Ahí adentro Martín (y el apellido está escrito en mayúsculas), de sexo masculino, documento nacional de identidad etcétera, el compareciente mayor de edad, que de ahora en más denominaremos Martín, se está enjabonando las axilas, los brazos y el torso sin dejar de pensar en la chica de anteojos de marcos gruesos, y se da cuenta de que la chica le gusta mucho. En realidad ya se dio cuenta de eso hace rato, pero de lo que ahora se da cuenta es de que este hecho es llamativo porque el día que la conoció se acuerda de que le parecía tan, tan fea realmente.

La horda de pájaros que están en la ventana tiene algo de bestial, porque remite al cuervo de Poe que quiere entrar y quedarse en la puerta de tu pieza para torturarte permanentemente el alma por el resto de tus días, pero también al contrario, su actitud admite que la epitetemos de beatífica, ave paseriforme de la familia de los no sé qué, que viene a buscarte con piedad para levantar tu cuerpo hacia la inmortalidad luminosa.

Pero Martín no se dio cuenta de que los pájaros estaban volando al lado de la ventana porque se estaba bañando, incluso de hecho hace un ratito sonó el teléfono y no lo escuchó. Ahora Martín se sigue enjuagando, se huele para ver si está suficientemente limpio. Se lava ahora los pies y las rodillas, ahora los muslos y la espalda, y se pone shampú y se enjuaga, y sigue pensando en el pelo negro y largo de la chica que le había parecido fea pero cuyo recuerdo ahora lo calienta, y se acuerda del pulóver que tenía puesto hoy que le marcaba el corpiño.

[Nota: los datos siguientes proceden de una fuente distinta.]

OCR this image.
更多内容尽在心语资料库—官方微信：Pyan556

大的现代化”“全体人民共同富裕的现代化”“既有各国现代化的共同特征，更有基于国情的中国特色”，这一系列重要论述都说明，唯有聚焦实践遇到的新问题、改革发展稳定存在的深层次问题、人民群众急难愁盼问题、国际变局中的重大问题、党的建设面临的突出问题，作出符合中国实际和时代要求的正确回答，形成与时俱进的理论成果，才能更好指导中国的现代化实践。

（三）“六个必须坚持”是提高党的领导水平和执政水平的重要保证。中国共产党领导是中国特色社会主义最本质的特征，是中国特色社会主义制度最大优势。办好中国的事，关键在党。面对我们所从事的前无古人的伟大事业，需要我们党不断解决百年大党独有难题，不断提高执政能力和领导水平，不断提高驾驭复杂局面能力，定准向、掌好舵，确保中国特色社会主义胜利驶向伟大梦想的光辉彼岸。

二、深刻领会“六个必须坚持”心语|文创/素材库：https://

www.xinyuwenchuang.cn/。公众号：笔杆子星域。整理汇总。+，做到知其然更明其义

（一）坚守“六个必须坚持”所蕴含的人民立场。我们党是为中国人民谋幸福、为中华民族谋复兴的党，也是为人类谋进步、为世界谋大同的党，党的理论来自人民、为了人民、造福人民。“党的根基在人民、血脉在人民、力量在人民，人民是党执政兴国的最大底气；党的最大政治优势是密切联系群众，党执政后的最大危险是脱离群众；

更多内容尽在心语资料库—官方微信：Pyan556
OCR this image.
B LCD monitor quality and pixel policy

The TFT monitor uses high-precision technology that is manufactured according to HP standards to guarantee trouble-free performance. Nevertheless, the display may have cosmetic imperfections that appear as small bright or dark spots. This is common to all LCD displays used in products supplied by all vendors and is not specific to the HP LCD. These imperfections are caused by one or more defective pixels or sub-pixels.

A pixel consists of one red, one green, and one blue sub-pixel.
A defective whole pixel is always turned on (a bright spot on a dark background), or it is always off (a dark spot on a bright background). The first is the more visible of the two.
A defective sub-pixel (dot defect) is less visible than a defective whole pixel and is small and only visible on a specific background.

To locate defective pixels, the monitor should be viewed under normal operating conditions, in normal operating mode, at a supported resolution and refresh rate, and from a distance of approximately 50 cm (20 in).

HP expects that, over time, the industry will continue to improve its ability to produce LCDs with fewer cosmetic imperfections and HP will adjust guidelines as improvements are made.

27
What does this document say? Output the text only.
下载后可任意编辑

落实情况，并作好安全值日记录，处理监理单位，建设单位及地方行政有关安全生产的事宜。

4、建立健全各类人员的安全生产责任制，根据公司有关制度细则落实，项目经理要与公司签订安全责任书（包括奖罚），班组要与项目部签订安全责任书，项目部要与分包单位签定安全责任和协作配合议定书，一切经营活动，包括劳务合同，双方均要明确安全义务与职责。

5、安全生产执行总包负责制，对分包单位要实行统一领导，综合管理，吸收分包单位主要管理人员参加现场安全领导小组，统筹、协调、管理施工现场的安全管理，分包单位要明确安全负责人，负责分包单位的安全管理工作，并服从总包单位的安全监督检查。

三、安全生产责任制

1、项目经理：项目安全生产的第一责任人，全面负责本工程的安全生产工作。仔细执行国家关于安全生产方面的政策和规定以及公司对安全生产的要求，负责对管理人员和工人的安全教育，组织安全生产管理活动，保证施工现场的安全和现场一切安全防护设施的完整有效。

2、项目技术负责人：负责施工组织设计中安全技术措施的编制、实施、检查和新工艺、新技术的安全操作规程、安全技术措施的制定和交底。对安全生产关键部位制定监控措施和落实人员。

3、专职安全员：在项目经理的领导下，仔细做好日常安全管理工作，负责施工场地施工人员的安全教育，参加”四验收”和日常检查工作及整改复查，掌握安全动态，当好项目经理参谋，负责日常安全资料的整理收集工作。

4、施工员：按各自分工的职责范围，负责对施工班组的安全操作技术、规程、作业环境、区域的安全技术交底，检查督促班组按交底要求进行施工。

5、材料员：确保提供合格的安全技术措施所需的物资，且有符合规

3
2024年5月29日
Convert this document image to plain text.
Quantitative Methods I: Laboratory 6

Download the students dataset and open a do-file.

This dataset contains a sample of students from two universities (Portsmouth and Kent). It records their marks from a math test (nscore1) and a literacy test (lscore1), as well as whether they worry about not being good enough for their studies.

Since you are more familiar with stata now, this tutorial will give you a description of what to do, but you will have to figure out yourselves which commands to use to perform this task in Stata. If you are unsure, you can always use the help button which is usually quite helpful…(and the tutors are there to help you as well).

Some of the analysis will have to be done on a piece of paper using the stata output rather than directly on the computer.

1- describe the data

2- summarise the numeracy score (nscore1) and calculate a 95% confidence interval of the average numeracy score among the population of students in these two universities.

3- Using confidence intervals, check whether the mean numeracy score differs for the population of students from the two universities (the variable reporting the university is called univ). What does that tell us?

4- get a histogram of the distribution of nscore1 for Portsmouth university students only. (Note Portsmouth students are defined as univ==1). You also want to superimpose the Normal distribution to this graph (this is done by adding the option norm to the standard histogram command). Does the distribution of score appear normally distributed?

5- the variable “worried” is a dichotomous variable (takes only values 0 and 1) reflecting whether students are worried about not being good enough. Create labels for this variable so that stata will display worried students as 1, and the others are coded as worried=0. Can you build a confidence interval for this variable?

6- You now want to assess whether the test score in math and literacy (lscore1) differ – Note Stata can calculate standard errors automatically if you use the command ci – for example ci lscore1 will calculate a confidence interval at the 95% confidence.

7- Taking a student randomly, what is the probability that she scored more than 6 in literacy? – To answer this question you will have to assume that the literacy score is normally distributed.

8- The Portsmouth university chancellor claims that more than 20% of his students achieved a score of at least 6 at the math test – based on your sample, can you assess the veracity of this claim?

Los pájaros siguen en la ventana como tropas marchando en el lugar, o como los helicópteros, que son capaces de subir y bajar variando únicamente la coordenada "z". Aletean muy rápido, no dejan de aletear nunca. La acción es coercitiva porque la inacción lleva al desastre, y aunque los pájaros parezcan bobos tiene que haber algo de lucidez en su aleteo, como cuando andás en bicicleta y sabés que tenés que hacer fuerza con este pie y después con el otro para mantener el invariante, y no dejés de hacerlo porque te caés a la mierda. Como si estuvieran nadando y fueran conscientes de que tienen que alternar una brazada con la otra incesantemente para no hundirse sin remedio.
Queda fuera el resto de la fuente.